Brosnan shaken and stirred by the Pan Bahar ad

Meenakshi Verma Ambwani New Delhi | Updated on January 16, 2018

Pierce Brosnan

Embittered actor says pan masala company violated terms of his contract

Pierce Brosnan’s association with Pan Bahar is leaving the former James Bond hero with a bad taste in his mouth.

International media reports say Brosnan has hit out at Ashok & Co Pan Bahar Ltd, makers of Pan Bahar, for “unauthorised and deceptive use” of his image to promote its range of pan masala products.

Calling it a violation of his contract, Brosnan said his agreement with the brand was to endorse a single product, a “breath freshner/tooth whitener”, and that did not contain supari or tobacco. He has now asked the company to rectify this violation of contract.

Earlier this month, the nation woke up to an advertisement campaign by Pan Bahar featuring Brosnan. It triggered widespread outrage, and on October 8, the company clarified that Brosnan had done a short film for a Pan Masala or Indian mouth freshener, which contains betel nut, lime, and cardamom seeds among other ingredients, and that there is no tobacco and no nicotine content in the product. When contacted, Akhil Jain, CEO, Ashok & Co Pan Bahar, told BusinessLine, “All I can say at this stage is that we are in touch with Brosnan’s team and conversations are going on to clarify this confusion.” Asked if he was shocked by Brosnan’s comment, he refused to comment any further.

Celebrity managers and brand experts believe that such a controversy could have long-term implications for the Indian brand endorsement landscape.

Indranil Das Blah, Founding Partner and COO of Kwan Entertainment and Marketing Solutions, said this controversy may make international celebrities more cautious about endorsement deals with Indian brands in the future.

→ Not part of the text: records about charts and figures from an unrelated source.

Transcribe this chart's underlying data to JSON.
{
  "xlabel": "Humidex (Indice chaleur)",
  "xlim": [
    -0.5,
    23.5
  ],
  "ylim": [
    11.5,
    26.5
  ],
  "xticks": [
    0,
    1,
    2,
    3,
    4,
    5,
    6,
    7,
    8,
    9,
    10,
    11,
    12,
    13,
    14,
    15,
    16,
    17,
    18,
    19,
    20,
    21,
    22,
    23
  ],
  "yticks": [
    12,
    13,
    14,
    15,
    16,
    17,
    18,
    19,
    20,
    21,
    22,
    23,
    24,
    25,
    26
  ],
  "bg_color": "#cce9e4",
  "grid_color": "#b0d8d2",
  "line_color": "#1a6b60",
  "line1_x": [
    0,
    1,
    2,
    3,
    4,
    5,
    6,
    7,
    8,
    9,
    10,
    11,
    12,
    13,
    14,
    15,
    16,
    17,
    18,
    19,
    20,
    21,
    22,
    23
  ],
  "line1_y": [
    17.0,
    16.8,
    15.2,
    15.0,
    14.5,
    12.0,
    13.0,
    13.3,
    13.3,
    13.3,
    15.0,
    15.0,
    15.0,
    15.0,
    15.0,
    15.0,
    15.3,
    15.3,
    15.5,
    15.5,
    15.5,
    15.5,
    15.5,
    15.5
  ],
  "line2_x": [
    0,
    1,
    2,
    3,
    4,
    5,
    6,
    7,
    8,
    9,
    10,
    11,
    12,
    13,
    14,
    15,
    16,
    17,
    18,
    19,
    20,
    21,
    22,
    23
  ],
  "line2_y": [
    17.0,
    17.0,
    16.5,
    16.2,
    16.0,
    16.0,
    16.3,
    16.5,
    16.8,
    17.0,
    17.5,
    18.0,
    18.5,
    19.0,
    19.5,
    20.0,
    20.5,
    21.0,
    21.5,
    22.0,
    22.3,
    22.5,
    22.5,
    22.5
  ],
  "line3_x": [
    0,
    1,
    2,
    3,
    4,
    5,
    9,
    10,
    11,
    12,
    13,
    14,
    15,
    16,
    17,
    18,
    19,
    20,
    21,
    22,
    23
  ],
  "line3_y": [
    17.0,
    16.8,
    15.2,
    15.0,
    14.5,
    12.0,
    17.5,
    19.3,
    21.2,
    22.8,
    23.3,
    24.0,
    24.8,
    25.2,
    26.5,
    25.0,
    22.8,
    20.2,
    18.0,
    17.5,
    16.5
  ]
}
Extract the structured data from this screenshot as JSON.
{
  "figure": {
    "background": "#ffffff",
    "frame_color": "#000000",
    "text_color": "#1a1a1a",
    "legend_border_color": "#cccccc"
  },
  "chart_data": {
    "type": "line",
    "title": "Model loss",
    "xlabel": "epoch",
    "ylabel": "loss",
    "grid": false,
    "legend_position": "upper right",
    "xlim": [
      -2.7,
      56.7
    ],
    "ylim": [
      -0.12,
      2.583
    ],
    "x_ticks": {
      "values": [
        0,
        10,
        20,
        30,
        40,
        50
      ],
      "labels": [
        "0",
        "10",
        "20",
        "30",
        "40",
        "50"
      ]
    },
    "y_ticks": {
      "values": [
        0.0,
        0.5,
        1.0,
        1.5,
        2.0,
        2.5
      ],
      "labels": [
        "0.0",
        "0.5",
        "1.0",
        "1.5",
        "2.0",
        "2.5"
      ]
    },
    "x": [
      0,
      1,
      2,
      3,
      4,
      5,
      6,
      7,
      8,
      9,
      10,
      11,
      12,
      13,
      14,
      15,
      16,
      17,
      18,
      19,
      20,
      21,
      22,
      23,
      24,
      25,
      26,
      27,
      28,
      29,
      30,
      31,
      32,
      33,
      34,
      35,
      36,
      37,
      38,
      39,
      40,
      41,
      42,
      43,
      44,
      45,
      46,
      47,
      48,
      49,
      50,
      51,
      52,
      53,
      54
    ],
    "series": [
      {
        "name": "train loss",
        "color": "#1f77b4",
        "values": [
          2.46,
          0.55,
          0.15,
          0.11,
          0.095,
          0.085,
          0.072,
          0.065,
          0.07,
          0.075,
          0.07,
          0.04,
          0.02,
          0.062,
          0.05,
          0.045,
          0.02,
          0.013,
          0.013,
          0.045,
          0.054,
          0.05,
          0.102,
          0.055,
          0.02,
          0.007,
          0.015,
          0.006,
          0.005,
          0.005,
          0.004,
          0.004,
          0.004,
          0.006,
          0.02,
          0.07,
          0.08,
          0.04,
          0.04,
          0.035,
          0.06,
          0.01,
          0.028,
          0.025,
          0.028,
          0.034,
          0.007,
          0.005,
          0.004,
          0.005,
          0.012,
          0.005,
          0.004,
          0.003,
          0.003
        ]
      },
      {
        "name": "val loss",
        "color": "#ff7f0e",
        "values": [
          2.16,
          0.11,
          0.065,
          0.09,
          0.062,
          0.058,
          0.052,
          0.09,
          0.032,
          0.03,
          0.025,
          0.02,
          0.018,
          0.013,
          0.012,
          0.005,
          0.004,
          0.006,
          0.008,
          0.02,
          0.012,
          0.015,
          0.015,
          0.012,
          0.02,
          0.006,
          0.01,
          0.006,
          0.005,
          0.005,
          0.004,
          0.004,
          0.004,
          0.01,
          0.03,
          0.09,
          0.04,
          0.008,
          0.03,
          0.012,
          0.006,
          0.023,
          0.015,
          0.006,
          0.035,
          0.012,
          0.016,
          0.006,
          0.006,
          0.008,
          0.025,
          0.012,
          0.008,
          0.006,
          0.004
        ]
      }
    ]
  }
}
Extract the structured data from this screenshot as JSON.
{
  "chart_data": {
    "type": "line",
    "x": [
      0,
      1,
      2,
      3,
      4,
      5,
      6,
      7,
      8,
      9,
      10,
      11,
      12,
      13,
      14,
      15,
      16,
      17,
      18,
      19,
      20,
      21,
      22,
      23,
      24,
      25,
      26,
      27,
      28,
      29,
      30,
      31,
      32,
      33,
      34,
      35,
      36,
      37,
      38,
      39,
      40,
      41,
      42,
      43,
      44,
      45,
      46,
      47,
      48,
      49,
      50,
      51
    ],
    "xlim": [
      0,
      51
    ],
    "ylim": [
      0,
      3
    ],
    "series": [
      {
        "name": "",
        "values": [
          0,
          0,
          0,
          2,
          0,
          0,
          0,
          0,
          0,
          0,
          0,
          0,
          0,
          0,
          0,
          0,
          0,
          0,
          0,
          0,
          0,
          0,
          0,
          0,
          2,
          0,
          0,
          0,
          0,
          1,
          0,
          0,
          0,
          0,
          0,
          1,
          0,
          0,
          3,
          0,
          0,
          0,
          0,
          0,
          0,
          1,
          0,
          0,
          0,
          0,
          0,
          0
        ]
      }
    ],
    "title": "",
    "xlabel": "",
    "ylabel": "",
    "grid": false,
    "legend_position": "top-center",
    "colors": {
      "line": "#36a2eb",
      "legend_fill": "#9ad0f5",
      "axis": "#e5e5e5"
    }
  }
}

“It is not clear yet whether this is a case of miscommunication or a lack of understanding of the Indian mouth freshner or pan masala segment compared to the western concept of mouth freshner,” he said, adding that the brand may have failed to accurately communicate the positioning of the brand.

Meanwhile, brand consultant Harish Bijoor believes that the onus still lies on the brand ambassador. “Celebrities need to have full knowledge about the products that they are endorsing. They need to be careful before lending their names to brands that may be allowed to be marketed but not advertised. They also need to be aware of the local reality and cultural nuances,” he added.

Products such as pan masalas may be allowed to advertise, but a product that mandatorily needs to carry a health warning cannot use celebrities to endorse it.